There was a shocked silence on the other end of the phone line. After a pause, she allowed that she is on the pill.
She had two offers on the table: a VP role leading a large organization and a senior manager role without direct reports.
She’s also thinking about having her first baby.
“So you have a couple of months to decide to go off the pill, a couple of months for your body to adjust to being off the pill, a couple of months to actually get pregnant if everything goes well — that’s maybe a year right there,” I calculated. “And then the actual pregnancy.”
You could be two years from a baby, plus or minus a year,” I told her. “Two years could be a wealth of time.”

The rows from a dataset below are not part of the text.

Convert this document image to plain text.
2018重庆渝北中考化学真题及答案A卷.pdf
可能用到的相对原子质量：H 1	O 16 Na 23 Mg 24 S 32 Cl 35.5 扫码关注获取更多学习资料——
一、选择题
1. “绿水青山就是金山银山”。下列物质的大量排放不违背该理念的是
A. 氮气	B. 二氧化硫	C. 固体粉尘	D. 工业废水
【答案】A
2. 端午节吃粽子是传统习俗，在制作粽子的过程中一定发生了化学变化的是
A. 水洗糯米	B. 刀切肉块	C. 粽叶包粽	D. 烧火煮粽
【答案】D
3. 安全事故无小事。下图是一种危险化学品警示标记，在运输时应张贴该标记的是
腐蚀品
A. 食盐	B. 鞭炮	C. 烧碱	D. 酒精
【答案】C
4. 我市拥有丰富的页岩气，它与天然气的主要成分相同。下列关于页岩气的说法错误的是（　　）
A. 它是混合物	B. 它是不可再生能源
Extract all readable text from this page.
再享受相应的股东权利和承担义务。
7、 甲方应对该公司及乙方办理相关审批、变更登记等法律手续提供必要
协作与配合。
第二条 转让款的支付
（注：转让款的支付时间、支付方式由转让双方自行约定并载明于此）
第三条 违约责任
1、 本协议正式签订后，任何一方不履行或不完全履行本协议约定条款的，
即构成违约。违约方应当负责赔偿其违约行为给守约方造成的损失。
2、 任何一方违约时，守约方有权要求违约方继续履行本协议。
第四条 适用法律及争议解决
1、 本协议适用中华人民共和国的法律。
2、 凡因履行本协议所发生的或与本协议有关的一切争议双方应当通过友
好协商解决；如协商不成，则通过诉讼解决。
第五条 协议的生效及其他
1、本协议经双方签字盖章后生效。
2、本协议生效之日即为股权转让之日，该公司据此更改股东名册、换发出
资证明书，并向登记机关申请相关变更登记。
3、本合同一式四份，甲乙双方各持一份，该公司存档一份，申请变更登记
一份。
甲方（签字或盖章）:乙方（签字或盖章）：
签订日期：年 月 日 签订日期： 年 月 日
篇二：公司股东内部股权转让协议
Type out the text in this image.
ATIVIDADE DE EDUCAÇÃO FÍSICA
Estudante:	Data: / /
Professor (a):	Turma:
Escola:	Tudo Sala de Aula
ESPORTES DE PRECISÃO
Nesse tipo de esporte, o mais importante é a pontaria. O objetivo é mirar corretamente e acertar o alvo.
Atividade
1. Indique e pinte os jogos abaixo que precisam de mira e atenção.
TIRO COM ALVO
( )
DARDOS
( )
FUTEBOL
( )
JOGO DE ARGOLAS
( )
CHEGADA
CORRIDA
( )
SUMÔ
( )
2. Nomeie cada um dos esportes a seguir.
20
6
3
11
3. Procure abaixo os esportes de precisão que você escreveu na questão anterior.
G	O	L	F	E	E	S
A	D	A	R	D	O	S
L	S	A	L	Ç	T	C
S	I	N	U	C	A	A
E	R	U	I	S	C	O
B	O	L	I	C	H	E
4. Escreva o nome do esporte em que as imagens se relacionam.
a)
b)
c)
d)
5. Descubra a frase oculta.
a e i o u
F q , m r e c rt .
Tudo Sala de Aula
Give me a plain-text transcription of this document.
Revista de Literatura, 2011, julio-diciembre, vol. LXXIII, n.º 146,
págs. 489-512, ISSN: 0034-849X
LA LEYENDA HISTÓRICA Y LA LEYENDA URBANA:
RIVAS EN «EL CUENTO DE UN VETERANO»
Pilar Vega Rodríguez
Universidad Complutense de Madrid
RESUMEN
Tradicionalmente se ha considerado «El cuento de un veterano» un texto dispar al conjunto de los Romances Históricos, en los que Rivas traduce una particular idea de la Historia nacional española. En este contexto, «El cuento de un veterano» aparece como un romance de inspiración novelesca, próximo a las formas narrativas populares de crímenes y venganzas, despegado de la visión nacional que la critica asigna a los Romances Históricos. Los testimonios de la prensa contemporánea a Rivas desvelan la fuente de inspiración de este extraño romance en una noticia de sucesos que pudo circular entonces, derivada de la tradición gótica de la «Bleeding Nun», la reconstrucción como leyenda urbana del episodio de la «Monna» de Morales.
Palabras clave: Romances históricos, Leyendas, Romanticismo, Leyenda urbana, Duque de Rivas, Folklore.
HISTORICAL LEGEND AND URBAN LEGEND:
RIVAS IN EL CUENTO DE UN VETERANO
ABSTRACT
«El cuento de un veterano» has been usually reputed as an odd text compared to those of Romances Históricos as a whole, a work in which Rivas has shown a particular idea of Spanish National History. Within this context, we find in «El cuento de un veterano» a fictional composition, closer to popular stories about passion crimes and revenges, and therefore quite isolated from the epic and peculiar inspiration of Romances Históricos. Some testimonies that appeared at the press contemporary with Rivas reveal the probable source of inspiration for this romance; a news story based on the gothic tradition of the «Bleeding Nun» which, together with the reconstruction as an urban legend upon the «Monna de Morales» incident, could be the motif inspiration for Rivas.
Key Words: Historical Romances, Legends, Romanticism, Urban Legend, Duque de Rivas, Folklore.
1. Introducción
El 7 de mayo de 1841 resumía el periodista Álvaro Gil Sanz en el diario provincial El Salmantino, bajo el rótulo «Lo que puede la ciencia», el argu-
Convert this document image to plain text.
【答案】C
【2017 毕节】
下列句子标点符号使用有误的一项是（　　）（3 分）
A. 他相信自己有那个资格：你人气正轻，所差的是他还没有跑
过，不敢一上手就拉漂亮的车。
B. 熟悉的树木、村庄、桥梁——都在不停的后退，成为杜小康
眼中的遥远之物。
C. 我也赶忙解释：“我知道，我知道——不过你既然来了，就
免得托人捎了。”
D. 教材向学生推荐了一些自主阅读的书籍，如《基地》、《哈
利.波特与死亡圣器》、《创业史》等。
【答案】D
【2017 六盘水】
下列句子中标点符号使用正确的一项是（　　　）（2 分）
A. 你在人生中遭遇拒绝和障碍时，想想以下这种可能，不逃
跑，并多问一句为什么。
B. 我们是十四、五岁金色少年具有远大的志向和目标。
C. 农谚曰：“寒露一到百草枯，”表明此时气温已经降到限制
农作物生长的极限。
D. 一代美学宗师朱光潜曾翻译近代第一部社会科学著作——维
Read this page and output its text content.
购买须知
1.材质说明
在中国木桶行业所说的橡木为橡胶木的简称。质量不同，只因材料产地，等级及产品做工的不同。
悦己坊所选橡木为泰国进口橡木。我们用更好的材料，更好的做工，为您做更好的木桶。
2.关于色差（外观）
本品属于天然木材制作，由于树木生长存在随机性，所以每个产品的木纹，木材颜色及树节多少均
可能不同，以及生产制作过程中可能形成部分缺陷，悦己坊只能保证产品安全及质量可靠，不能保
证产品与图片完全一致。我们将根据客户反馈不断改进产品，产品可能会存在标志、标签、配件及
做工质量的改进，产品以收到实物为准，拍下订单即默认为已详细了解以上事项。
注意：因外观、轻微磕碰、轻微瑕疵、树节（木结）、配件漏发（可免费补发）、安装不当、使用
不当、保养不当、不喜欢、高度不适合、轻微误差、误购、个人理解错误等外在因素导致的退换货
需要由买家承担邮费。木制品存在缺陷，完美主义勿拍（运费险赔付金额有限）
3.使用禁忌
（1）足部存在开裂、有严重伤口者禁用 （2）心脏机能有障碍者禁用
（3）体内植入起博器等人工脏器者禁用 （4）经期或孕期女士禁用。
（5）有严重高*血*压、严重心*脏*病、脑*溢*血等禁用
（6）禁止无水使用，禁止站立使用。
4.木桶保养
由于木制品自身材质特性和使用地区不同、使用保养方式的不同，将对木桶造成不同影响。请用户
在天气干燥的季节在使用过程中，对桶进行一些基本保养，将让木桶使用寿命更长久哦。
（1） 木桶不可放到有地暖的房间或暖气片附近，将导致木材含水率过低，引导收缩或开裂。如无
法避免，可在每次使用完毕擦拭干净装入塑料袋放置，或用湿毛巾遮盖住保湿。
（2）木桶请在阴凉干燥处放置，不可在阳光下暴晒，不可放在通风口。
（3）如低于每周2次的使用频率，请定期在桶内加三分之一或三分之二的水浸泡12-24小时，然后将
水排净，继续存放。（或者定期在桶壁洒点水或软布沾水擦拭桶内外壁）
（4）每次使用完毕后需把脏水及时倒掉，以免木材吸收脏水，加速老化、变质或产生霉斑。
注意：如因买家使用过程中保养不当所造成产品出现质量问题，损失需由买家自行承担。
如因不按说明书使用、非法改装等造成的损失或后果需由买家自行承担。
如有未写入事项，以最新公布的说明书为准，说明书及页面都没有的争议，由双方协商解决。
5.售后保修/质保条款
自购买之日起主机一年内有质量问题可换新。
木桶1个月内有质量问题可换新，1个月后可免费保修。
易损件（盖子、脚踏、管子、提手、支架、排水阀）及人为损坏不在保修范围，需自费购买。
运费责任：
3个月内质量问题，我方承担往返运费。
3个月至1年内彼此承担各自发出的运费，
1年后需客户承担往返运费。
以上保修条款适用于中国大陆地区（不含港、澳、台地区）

I read Facebook executive Sheryl Sandberg’s book, “Lean In,” one summer afternoon in the hammock in my backyard (once my kids were old enough to allow me to read all afternoon!). Years later, the themes in her book still resonate: to go for it until the decision to take a step back (if that’s what you want to do) is right in front of you, cooing and crying and lovely. Not to step back from developing your career years and years before that baby is in your arms.
“Lean In” is exactly what my client was thinking about.
This client is highly ambitious, qualified, educated, credentialed, skilled, brilliant (totally intimidating, actually). She has the intellectual and emotional capacity for a big, demanding job — and she’s hungry for it.
But she’s thinking about taking a smaller role as she plans out the next several years of her life. The best laid plans of mice and mothers …
“How are you with being bored?” I asked her. She answered with phrases like “soul crushing” and “chew off my right arm.”
“I’m worried that the manager role might be a little boring, but that might be good as I figure out a baby,” she mused.
In my office, I have seen many things that can go awry in a job — serious mistakes, ambivalent managers, poor fit, for example — and boredom is right up there among the worst offenders.
Boredom is exhausting, enervating and debilitating for a driven professional. Feeling under-utilized and under-appreciated gnaws at your self-confidence, your self-esteem, your drive.
Boredom is insidious because it seems like having that extra time, breathing room and lower stress would be a great solution. Over and over, I have seen with my coaching clients that this is not the case.
“Tell me if I’m following,” I asked my client. “You’re considering a role that you think might be boring because you might get pregnant in the next couple of years. You’re considering walking away from a role that you think might be super interesting because you can’t figure out right now how you would fit a baby into it. Am I tracking?” (I didn’t go into the hundreds of thousands of dollars in lost income and the opportunity costs and the heartbreak of potentially not getting pregnant.)
There was silence on the other end of the line.
“I could probably get a lot done in two years,” she said.